Dear Mom,
First, let me say sorry. Sorry for driving you crazy all those years that I insisted on being boy crazy. I am sorry I caused fights between us because I was in love with every boy I met. I hate those years, the ones when I didn’t think of you as a friend.
I hate looking back on those years. Those were the years I saw you as a crazy strict mom and not my best friend. I didn’t understand that life wasn’t all about boys. I was so obsessed with the idea of being in love and being loved by some silly boy that I forgot to form a friendship with you.
It took years for me to realize that you were only trying to protect me. It took me all those years to realize you were trying to protect me from getting hurt.
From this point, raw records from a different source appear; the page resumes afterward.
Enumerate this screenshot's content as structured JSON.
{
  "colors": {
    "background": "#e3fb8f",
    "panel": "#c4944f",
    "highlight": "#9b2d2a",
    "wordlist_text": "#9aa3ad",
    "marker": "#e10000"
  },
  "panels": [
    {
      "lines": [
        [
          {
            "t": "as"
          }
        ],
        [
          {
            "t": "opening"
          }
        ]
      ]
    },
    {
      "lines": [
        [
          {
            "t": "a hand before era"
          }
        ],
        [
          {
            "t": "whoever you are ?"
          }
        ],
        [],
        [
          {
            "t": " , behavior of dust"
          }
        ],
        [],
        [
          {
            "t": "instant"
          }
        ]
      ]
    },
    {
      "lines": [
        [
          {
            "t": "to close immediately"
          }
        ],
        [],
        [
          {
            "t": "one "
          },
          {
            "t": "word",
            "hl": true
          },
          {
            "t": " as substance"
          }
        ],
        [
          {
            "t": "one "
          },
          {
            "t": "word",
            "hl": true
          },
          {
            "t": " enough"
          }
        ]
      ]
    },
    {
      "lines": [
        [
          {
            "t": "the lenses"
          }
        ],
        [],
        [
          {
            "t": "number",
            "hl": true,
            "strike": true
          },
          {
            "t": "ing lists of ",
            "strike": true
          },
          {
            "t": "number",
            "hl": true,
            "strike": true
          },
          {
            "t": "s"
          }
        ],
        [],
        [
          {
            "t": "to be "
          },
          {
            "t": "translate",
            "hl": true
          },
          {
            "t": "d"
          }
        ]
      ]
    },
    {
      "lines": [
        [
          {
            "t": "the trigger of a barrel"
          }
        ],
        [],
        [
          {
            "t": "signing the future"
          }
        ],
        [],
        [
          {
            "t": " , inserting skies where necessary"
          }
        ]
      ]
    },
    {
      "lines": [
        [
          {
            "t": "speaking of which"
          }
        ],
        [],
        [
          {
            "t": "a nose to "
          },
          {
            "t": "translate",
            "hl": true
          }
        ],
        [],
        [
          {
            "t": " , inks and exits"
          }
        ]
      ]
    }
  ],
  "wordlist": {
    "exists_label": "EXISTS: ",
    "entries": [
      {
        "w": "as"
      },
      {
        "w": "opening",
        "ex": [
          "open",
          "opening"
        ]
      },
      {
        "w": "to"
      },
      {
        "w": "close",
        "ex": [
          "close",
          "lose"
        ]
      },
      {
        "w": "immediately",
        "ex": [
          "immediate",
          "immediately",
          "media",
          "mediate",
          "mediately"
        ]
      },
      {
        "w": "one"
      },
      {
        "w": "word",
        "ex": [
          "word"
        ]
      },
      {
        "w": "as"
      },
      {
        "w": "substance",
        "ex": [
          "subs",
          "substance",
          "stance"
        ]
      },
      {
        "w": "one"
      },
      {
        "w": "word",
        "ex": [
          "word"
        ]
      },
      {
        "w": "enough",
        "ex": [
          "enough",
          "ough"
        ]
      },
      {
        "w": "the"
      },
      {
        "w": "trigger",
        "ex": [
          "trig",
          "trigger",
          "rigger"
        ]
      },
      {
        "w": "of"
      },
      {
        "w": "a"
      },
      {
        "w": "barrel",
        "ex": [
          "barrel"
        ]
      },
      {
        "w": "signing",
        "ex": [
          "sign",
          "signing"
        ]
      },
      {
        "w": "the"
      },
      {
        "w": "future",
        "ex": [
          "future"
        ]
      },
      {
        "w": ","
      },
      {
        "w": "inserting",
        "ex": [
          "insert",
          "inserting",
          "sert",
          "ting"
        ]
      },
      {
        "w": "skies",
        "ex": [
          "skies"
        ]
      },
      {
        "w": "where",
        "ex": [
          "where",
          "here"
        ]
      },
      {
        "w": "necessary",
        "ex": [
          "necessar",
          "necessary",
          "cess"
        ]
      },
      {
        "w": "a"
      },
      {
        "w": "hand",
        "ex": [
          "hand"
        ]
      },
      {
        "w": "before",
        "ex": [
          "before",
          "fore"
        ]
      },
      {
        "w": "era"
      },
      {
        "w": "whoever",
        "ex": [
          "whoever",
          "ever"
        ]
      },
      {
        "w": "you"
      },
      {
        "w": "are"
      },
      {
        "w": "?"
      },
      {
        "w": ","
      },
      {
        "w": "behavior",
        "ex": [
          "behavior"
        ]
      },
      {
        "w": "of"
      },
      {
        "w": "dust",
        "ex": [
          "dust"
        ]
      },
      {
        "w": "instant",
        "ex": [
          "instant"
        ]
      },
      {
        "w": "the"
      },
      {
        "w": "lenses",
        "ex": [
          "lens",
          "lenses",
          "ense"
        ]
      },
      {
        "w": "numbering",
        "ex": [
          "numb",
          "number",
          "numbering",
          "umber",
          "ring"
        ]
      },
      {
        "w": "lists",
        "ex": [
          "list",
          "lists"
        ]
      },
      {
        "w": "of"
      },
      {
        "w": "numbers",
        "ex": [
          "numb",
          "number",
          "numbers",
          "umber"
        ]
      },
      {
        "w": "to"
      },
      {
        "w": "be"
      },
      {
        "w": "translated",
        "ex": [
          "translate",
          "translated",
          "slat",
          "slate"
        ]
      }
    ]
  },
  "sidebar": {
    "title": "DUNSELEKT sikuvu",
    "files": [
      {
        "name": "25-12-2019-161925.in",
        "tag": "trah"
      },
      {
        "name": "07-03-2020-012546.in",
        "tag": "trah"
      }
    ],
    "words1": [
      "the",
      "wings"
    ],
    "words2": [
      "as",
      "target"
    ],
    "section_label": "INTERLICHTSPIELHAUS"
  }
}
You didn’t want some silly 8th-grade boy to break my heart so young. You also were just trying to protect me from embarrassing myself, which I did a lot. You had my best interest in mind the whole time.
I hated you for not letting me go to the roller skating rink on Friday nights. I hated that you didn’t let me go to those middle school dances. And I hated it even more when you did let me go to the skating rink, but you sat and watched me the whole time. I didn’t understand that you were only trying to keep me from making bad choices. I just thought you were over reacting and being crazy, but now that I am on my own at college, I realize you were trying to teach me a lesson. You were trying to teach me to be independent and strong. You were trying to teach me that I don’t need some silly boy to take care of me. You were also trying to teach me to be mysterious and to let the boys come to me.
You were just trying to take care of me. So let me finish by saying thank you. Thank you for protecting me and teaching me. Thank you for showing me that I don’t need some silly boy to make me happy. Lastly, thank you for being my best friend and loving me even when I drove you crazy.